Opéra de Cologne • 18.3.06 à 19h30
Gürzenich-Orchester Köln, Markus Stenz. Mise en scène : Robert Carsen. Décors et costumes : Patrick Kinmonth. Lumières : Manfred Voss. Avec Phillip Joll (Wotan), Miljenko Turk (Donner), Hauke Möller (Froh), Hubert Delamboye (Loge), Oskar Hillebrandt (Alberich), Johannes Preißinger (Mime), Andreas Hörl (Fasolt), Dieter Schweikart (Fafner), Dalia Schaechter (Fricka), Machiko Obata (Freia), Anne Pellekoorne (Erda), Ausrine Stundyte (Woglinde), Regina Richter (Wellgunde) et Joslyn Rechter (Floßhilde).

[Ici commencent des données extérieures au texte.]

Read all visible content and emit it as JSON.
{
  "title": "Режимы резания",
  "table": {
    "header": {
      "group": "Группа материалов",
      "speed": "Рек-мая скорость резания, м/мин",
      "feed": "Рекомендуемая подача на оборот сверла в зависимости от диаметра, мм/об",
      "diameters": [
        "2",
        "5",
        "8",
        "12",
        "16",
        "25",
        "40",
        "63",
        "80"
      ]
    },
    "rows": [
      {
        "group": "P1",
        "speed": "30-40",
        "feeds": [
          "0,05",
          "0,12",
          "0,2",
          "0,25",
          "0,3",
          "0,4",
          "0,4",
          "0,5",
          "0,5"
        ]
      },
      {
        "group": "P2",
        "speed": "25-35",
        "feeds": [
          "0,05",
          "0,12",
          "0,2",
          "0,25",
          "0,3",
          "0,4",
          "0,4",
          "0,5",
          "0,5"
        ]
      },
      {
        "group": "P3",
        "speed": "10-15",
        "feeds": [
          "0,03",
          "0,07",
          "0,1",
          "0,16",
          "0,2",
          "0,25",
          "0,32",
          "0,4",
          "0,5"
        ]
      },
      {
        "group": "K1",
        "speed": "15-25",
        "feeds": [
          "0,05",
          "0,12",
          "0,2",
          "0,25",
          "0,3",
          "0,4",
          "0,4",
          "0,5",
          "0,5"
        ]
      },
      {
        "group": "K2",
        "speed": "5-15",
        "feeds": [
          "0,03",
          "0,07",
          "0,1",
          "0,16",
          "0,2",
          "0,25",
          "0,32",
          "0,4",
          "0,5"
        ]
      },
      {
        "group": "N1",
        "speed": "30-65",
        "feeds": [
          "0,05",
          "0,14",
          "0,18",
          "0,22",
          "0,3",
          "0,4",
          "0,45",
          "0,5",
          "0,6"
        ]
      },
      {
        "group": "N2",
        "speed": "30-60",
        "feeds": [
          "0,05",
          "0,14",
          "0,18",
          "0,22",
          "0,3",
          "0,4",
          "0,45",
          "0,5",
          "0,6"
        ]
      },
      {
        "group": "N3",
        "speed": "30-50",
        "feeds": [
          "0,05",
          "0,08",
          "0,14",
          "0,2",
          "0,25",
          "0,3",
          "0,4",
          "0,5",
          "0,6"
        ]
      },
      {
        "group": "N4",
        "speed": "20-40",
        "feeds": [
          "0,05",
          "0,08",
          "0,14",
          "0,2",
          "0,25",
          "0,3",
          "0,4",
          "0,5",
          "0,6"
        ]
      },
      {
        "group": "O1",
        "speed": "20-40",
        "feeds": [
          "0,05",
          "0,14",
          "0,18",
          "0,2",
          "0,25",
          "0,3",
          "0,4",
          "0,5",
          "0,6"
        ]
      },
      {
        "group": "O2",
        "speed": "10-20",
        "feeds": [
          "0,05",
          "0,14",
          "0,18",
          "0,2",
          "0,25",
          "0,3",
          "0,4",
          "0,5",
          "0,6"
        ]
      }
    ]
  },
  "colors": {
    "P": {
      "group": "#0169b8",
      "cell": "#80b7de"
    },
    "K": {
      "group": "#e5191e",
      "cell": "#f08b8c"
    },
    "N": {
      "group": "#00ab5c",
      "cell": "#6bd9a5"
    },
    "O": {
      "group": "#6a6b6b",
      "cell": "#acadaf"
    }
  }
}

Plus j’entends les opéras de Wagner et plus je les trouve superbes... surtout lorsqu’ils joués comme ici par le très subtil Gürzenich-Orchester Köln et chantés par une distribution globalement très correcte, même si le Fasolt d’Andreas Hörl était vraiment mauvais et si le Wotan de Phillip Joll n’était pas complètement convaincant vocalement.
Robert Carsen, pour une fois, n’a pas choisi un de ces visuels épurés dont il a la spécialité. Son Rheingold est plus proche de Chéreau que de Wilson. Le rideau s’ouvre sur un nuage de fumée — le Rhin, pense-t-on — qui, une fois dissipé, révèle une décharge au sein de laquelle errent les Filles du Rhin, en haillons. Mais les tableaux suivants sont des petits bijoux de composition et bénéficient tous d’une lumière somptueuse. La mise en scène, comme toujours, est irréprochable. Carsen assume ses partis pris et mène à bon port une vision dramatique cohérente. Le tableau final est une merveille visuelle digne du coup de théâtre final du Capriccio que Carsen a mis en scène au Palais Garnier.